# which apps are available on the Bolt?



## kisby (Mar 31, 2002)

is there a list somewhere?

I think the apps most of us want, such as Netflix, Amazon, Vudu, Hulu, will be there. eventually for hulu, I know.

will CBS all access be there? How about TWC app?


----------



## atmuscarella (Oct 11, 2005)

kisby said:


> is there a list somewhere?
> 
> I think the apps most of us want, such as Netflix, Amazon, Vudu, Hulu, will be there. eventually for hulu, I know.
> 
> will CBS all access be there? How about TWC app?


Right now other than Hulu & Live365 the Bolt has the same apps as the Roamios & Premieres. I am guessing once the new Hulu appp is release that apps will pretty much be the same on all Series 4-6 TiVos unless there is a real hardware restriction. Streaming sites willing to go through TiVo app development will want it on all TiVos that will run it correctly. So for now no CBS all access or TWC apps.


----------



## JWhites (May 15, 2013)

In a screenshot on TiVo's BOLT Welcome Center, I see the WWE app. https://www.tivo.com/assets/images/mytivo/page_elements/multi-room.png


----------



## atmuscarella (Oct 11, 2005)

JWhites said:


> In a screenshot on TiVo's BOLT Welcome Center, I see the WWE app. https://www.tivo.com/assets/images/mytivo/page_elements/multi-room.png


That supposed to be coming for everyone.


----------



## JWhites (May 15, 2013)

Oh ok. Didn't know.


----------



## JoeRP (Jul 7, 2016)

Need HBO Now. If I subscribe to HBO on Tivo, I can't use it on Amazon Fire, and vice versa. I have no cable or "provider" since I use OTA for local channels. Need Starz and Showtime as well.


----------



## TonyD79 (Jan 4, 2002)

JoeRP said:


> Need HBO Now. If I subscribe to HBO on Tivo, I can't use it on Amazon Fire, and vice versa. I have no cable or "provider" since I use OTA for local channels. Need Starz and Showtime as well.
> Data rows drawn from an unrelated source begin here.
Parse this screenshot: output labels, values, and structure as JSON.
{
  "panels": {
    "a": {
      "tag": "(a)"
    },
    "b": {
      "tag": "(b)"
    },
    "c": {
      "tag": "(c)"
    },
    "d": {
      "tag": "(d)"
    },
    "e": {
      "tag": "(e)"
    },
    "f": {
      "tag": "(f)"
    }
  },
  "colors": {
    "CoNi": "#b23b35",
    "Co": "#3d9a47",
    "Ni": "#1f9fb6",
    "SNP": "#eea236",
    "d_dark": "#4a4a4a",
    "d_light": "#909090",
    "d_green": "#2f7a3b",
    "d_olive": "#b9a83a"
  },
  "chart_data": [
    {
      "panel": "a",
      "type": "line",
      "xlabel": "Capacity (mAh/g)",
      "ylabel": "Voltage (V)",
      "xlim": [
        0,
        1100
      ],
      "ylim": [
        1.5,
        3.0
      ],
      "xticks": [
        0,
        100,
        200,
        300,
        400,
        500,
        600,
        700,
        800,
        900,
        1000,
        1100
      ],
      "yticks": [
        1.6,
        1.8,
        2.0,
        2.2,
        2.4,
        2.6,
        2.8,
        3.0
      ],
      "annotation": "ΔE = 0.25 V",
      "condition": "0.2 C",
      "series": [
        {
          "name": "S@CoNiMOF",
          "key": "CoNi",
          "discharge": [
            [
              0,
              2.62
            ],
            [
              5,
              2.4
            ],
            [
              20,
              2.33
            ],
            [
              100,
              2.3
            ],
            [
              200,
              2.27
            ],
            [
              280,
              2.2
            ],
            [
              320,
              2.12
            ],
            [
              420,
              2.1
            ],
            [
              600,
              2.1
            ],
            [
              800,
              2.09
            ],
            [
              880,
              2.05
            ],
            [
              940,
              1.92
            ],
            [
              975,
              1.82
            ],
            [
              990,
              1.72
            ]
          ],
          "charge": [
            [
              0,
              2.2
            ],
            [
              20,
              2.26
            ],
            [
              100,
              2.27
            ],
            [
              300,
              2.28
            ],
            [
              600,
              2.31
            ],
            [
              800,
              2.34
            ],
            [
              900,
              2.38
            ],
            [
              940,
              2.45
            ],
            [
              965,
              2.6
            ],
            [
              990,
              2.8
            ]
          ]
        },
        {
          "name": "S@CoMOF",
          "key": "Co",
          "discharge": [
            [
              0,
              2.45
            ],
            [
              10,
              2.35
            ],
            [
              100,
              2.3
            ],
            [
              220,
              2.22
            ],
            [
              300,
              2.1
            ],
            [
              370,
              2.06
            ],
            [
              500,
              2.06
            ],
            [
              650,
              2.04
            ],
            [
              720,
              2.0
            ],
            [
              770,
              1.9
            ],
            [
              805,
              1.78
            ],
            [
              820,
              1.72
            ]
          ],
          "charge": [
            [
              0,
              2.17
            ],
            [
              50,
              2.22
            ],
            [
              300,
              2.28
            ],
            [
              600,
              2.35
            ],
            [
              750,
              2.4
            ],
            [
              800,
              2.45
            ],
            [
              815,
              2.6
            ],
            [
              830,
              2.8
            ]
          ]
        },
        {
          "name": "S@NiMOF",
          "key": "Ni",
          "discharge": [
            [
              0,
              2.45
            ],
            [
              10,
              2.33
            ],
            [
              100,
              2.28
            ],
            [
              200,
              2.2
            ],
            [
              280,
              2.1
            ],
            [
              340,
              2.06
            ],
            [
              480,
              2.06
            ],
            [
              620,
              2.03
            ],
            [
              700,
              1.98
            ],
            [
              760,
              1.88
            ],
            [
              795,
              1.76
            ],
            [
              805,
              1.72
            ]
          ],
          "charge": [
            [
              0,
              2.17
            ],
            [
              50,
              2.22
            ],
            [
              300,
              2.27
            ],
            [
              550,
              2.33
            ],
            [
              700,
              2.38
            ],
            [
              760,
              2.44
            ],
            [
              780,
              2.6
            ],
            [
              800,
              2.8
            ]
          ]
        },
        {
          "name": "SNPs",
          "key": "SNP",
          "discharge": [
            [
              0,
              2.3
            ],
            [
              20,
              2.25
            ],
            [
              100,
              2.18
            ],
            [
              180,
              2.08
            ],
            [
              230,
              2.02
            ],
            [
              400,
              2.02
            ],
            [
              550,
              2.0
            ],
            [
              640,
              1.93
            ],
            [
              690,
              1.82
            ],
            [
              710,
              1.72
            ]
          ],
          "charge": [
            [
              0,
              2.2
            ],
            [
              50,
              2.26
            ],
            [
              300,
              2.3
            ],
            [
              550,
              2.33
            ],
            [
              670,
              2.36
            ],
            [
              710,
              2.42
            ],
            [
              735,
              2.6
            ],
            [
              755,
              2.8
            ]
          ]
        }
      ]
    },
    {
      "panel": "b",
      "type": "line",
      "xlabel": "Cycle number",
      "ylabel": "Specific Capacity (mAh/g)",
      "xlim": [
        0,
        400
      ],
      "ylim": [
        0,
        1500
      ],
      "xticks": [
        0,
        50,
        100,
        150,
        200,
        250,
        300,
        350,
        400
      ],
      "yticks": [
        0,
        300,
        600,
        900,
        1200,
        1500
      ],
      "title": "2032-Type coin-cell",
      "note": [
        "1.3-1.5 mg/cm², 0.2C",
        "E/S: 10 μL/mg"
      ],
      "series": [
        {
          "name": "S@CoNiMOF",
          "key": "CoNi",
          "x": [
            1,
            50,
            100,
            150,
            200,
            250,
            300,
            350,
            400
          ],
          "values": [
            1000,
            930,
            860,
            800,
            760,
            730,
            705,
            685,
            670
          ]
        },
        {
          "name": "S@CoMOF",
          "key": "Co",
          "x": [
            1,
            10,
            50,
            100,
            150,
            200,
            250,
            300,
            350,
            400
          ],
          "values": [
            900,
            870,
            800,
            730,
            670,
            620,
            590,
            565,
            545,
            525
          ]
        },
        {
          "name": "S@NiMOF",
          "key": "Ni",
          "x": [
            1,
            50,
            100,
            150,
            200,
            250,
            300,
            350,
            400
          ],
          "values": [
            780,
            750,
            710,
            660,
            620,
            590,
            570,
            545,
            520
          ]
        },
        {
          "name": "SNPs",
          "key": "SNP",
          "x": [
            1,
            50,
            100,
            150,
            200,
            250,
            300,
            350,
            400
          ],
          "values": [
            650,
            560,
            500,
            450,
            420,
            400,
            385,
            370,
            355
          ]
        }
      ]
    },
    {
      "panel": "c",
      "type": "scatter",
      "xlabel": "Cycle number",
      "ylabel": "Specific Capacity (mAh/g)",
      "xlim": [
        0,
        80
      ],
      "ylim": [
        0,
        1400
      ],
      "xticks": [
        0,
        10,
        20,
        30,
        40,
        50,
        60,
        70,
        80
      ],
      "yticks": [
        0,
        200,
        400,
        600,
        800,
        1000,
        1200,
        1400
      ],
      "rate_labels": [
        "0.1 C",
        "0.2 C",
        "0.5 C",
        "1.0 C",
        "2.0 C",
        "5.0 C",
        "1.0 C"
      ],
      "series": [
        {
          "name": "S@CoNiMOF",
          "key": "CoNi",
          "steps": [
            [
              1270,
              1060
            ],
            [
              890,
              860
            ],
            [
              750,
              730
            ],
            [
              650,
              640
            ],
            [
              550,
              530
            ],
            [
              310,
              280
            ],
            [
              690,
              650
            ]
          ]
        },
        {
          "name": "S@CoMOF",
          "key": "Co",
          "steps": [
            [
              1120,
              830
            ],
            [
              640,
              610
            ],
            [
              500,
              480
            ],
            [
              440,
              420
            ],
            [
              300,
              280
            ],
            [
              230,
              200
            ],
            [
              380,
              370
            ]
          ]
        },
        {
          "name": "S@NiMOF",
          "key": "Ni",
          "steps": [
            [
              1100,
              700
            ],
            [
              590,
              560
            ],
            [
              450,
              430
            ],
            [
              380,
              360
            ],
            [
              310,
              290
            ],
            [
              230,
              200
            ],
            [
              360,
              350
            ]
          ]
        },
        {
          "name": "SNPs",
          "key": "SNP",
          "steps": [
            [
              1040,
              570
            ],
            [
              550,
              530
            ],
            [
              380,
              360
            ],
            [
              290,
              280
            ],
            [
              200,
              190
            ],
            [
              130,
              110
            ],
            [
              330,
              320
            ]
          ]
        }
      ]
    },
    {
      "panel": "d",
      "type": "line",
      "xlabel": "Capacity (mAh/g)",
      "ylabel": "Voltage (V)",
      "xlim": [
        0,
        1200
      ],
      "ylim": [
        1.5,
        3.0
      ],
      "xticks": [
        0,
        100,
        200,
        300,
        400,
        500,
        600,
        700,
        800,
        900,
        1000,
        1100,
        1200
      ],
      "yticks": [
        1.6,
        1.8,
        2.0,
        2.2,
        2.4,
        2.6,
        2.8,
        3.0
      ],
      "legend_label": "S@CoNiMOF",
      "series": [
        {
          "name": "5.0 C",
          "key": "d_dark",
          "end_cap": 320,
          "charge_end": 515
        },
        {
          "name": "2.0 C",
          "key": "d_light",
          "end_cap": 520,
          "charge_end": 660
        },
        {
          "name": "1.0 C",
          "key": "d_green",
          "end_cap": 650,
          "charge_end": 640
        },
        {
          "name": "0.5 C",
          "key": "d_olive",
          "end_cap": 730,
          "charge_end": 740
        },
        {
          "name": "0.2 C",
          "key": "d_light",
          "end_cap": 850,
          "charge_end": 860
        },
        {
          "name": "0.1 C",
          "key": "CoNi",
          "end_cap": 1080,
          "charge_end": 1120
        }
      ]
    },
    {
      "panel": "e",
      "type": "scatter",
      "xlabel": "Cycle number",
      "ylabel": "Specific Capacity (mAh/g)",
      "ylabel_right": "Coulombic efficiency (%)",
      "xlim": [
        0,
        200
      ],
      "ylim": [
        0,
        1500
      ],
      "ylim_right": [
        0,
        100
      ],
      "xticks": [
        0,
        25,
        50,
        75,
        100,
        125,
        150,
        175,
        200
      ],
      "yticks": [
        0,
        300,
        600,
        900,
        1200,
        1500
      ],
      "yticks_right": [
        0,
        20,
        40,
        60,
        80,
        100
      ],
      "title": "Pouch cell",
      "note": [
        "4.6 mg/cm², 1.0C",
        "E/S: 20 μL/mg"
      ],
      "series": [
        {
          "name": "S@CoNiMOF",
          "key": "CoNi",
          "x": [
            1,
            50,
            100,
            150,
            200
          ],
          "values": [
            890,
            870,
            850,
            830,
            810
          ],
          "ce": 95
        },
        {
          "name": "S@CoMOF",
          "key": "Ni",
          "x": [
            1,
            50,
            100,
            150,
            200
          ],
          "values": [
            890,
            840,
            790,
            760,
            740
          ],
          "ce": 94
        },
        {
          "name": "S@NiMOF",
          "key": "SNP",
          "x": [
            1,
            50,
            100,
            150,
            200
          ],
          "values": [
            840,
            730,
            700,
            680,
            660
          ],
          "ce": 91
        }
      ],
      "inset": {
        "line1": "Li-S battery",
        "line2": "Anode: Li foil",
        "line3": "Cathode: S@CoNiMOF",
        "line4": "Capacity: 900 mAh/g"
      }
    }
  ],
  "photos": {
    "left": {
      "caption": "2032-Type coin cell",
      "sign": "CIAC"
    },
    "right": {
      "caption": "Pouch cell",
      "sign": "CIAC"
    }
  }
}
You can't subscribe to HBO on TiVo. The only way it works on TiVo is via a provider.


----------



## NashGuy (May 2, 2015)

JoeRP said:


> Need HBO Now. If I subscribe to HBO on Tivo, I can't use it on Amazon Fire, and vice versa. I have no cable or "provider" since I use OTA for local channels. Need Starz and Showtime as well.


If you subscribe to Hulu, you can add a full Showtime subscription to your Hulu account for an extra $9/mo. and then find and watch all the Showtime content (ad-free as always) through the Hulu app.

Or, if you subscribe to Amazon Prime, you can add either a Showtime or a Starz subscription to your Prime account for an extra $9/mo. Unfortunately, the Amazon Video app for TiVo hasn't been updated since they began offering add-on video subscriptions, so you can't necessarily find Showtime and Starz content inside the app on your TiVo if you've subscribed to it. But if you use a web browser or a more modern version of the Amazon Video app (like on Android or iOS), you can add Showtime and Starz content to your Amazon Video watchlist there and then you'll see it in the watchlist when you use the TiVo app and can watch it there.


----------